According to the draft law which modifies the Law on the Protection of Privacy, one of the obligations of the party responsible for data processing is the duty of safekeeping and reserve of the personal information. Under the understanding that this information is stored in servers, electronic systems, it is necessary to refer to cybersecurity.
Cybersecurity is the practice of defending computers and servers, mobile devices, electronic systems, networks and data from malicious attacks. Cybersecurity encompasses everything from computer security to retrieval after disasters, as well as the education of the end user.
Returning to the last months in Chile, as a country we are greatly exposed to such a basic risk as fire, imagine then how exposed we must be regarding cybersecurity risks? We must remember the leak that affected the national police regarding investigations carried out on the relationships of social organizations, politicians and social actors. Even a commission of inquiry was formed, not with the purpose of finding the source of the leak, but to discover the reason behind the investigations. Prior to this, on December 15th, 2019, the Army confirmed that a group of cybercriminals published the content of six email addresses on Twitter, pertaining to the army domain @ejercito.cl.
How to forget the hacking of the diagnostic imaging provider of the public health system, whose general manager declared that there was nothing to worry about, as the data was backed up. Is that to say, it was already leaked? Where is the responsibility of the police, the army and the provider, regarding safekeeping and confidentiality? Who will be responsible when a person is discriminated based on their condition of health or due to personal facts revealed by these events?
The private sector has not been free of these events, hacking of banks, leaking of credit card information, phishing, usurpation of email addresses, hacking of e-commerce, etc.
The project which modifies Law 19.628 establishes the responsibility of the data administrator who infringes on the previously mentioned obligations. However, this is not yet law. The role established in the last years by Chile’s National Consumer Service (SERNAC) as guarantor in the protection of personal data of consumers is related to this. The director of said institution has publicly declared that, in the absence of an agency and legislation which protects these rights, SERNAC will protect consumers. A concrete example of this is the lawsuit filed against the Chilean mail service (Correos de Chile), for the credit card leaks which occurred in 2018.

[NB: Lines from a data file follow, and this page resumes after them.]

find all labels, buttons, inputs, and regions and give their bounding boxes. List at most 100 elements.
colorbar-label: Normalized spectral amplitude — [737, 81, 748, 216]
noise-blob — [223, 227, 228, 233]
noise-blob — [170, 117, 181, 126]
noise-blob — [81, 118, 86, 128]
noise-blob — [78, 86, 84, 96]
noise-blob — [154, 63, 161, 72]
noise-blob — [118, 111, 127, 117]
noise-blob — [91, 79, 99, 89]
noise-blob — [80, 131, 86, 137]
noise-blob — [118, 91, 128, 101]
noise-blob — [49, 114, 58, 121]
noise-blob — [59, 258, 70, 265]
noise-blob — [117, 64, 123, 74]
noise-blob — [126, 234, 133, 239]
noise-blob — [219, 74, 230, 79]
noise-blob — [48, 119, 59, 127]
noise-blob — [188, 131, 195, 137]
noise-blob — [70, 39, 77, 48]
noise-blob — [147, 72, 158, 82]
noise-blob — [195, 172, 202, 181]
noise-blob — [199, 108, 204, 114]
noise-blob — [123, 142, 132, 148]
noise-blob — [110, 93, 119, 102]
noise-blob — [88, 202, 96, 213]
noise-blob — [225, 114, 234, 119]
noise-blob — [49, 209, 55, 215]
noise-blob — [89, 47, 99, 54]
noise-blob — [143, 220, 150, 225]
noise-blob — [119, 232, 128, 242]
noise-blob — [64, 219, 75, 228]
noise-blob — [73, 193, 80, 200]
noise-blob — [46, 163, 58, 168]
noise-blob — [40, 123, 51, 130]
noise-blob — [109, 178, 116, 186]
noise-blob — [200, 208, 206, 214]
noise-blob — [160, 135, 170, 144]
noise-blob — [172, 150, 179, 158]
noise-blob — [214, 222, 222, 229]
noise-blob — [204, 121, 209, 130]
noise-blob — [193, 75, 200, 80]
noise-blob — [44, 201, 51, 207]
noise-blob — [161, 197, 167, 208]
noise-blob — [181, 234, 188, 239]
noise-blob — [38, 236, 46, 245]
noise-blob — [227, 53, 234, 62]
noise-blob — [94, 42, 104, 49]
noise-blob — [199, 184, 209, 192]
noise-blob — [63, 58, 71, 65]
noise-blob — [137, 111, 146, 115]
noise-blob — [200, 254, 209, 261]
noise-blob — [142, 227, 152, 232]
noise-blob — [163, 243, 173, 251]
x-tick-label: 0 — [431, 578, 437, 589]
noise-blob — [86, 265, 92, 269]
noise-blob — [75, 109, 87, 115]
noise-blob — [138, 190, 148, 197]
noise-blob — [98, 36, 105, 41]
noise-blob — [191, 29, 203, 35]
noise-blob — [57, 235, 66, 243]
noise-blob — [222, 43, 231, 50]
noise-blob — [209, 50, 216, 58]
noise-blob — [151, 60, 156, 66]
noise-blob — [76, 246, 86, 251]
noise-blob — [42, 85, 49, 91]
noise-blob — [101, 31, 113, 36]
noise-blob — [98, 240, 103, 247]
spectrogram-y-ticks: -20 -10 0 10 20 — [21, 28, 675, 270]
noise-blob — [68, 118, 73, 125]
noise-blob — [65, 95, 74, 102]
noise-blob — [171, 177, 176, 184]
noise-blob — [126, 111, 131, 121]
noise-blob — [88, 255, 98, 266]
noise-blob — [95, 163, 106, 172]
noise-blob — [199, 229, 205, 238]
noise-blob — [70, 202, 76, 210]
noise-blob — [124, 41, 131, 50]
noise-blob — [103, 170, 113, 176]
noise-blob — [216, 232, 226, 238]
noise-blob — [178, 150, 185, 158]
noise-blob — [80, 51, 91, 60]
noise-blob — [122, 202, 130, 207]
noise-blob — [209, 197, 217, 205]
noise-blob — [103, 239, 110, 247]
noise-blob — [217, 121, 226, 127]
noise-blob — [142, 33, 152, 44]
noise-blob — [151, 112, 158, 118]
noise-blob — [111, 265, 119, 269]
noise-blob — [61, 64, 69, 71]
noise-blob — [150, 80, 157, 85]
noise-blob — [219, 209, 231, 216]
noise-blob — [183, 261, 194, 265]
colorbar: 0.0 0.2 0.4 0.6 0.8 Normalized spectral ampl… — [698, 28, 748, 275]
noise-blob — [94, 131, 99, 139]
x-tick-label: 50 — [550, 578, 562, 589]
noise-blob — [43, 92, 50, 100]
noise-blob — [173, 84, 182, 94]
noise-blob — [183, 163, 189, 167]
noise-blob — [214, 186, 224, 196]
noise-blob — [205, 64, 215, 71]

The government announced the Cybersecurity Agenda in 2018, contemplating different bills: Information Privacy, Cybersecurity Framework Law, Critical Infrastructure, Cybercrime, among others. Such legal framework was already an indispensable necessity, and the current events make it even more urgent today, as it was made apparent that we lack a code of conduct which allows calculation of risks and the establishment of adequate compliance models to prevent evident risks such as fire, as well as related to cybersecurity.
We hope that soon the legislative discussions are retaken regarding the government’s cybersecurity agenda, and that we may adopt policies which permit the safekeeping of general company assets as well as the personal information of all citizens.